Register your Trademark with the USPTO
If you are a US-based business it can be very helpful to file your trademark application at the USPTO as the first step to filing overseas. This is because it is typically easy enough to get your US filing made. Once your US filing is made, the US filing date becomes your priority date in any other country that you file in within six months of the US filing. In other words, a trademark filing in the US will give you priority in every other country in the world for a six month period (so long as you file an application in a particular country within that six months).
Once you’ve decided on a strong mark, you will begin the process to register with the USPTO by completing a comprehensive trademark search. This will alert you to any confusingly similar mark. Some businesses and individuals take the do-it-yourself approach to conducting a trademark search and registering with the USPTO. While this seems like the budget-friendly option, it can often cost you more in the long run. Typically, DIY trademark searches are not comprehensive, and therefore, could cause you to unknowingly infringe on an existing mark. Working with an experienced trademark attorney will ensure that you will not infringe on the existing mark as you move forward with your application.

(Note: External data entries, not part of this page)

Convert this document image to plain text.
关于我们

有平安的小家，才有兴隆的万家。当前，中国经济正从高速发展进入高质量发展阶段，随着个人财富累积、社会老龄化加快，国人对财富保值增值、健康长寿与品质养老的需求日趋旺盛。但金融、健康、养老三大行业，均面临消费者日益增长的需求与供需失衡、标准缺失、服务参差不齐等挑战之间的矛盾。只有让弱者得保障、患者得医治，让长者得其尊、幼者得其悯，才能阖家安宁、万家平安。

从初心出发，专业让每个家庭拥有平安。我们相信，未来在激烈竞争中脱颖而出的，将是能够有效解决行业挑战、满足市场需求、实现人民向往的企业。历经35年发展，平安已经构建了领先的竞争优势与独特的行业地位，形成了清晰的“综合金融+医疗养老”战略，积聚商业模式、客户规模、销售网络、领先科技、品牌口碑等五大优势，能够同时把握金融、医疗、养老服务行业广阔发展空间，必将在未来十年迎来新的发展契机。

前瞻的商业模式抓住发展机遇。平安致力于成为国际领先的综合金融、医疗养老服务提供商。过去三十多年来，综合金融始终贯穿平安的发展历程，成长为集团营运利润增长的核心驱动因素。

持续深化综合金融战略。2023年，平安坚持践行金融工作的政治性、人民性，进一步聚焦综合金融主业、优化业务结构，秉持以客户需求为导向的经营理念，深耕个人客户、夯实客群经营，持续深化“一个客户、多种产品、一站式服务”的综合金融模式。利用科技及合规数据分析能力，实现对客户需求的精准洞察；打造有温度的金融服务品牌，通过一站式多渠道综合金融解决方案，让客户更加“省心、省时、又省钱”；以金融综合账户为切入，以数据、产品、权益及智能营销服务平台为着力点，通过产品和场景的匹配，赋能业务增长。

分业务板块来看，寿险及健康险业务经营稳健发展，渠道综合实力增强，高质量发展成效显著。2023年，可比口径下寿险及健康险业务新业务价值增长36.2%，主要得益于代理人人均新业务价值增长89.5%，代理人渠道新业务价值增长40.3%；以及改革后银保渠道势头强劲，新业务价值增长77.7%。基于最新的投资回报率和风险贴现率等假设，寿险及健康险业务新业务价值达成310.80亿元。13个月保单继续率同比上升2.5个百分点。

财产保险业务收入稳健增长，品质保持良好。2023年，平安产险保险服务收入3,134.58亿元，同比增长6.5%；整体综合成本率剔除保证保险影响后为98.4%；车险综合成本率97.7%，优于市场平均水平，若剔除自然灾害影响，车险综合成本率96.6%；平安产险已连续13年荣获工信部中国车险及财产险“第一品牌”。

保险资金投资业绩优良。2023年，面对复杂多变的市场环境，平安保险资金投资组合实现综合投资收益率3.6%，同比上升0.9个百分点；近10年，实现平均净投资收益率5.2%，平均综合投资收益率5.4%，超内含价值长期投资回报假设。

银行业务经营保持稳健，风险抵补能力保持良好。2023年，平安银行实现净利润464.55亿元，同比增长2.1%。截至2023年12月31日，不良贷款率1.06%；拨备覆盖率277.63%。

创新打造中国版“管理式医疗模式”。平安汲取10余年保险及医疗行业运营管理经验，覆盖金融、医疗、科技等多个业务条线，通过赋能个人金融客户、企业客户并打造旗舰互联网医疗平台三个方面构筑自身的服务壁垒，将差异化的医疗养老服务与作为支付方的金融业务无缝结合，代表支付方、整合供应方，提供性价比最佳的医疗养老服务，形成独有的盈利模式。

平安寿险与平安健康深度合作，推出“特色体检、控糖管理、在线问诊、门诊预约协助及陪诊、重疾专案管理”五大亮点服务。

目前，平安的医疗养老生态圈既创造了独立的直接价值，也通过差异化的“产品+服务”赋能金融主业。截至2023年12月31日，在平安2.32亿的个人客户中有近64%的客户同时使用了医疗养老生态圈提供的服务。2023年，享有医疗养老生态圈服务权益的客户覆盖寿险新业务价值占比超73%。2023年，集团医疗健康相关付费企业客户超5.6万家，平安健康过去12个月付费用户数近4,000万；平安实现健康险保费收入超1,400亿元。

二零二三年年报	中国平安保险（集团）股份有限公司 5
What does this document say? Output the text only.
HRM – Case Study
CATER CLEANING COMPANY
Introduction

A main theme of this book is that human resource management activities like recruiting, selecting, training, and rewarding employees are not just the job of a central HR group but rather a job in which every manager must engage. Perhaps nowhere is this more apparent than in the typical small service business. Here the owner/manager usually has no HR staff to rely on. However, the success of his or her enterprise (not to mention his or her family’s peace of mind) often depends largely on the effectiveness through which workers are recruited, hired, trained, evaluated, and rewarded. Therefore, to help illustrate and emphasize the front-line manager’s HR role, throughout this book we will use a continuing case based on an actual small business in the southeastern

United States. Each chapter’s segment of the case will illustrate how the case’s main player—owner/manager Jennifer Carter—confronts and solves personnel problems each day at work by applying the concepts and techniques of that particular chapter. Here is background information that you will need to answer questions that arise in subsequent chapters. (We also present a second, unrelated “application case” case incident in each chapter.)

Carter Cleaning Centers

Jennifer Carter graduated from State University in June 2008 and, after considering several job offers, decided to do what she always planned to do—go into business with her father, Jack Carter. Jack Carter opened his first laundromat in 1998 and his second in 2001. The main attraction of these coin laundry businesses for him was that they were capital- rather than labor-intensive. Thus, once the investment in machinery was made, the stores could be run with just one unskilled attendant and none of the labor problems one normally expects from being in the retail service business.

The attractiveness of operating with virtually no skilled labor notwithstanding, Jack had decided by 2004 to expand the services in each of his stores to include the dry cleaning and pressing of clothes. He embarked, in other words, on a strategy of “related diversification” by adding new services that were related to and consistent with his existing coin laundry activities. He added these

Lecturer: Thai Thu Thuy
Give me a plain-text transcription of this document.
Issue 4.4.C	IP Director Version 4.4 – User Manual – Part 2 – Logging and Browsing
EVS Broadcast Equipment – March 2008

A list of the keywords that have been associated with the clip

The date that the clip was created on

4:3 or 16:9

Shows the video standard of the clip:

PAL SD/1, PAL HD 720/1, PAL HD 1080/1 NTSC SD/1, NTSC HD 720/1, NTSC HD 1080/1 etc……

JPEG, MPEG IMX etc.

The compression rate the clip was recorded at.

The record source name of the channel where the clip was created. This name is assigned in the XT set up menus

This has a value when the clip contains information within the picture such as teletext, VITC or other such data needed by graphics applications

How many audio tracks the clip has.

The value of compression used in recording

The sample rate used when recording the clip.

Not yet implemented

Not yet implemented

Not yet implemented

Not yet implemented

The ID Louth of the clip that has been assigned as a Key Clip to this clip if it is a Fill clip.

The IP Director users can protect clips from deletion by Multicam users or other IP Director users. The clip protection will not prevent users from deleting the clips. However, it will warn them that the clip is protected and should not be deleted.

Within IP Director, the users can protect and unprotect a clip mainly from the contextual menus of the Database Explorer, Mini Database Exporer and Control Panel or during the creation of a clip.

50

In addition to conducting a comprehensive trademark search, your trademark attorney will also help you to determine which international classes need to be included in your application. This is especially important if you plan to register internationally, as some countries’ filing methods will not allow you to use a broader scope of international classes on their applications. Be sure to discuss all immediate and future uses of your mark with your attorney before you file with the USPTO.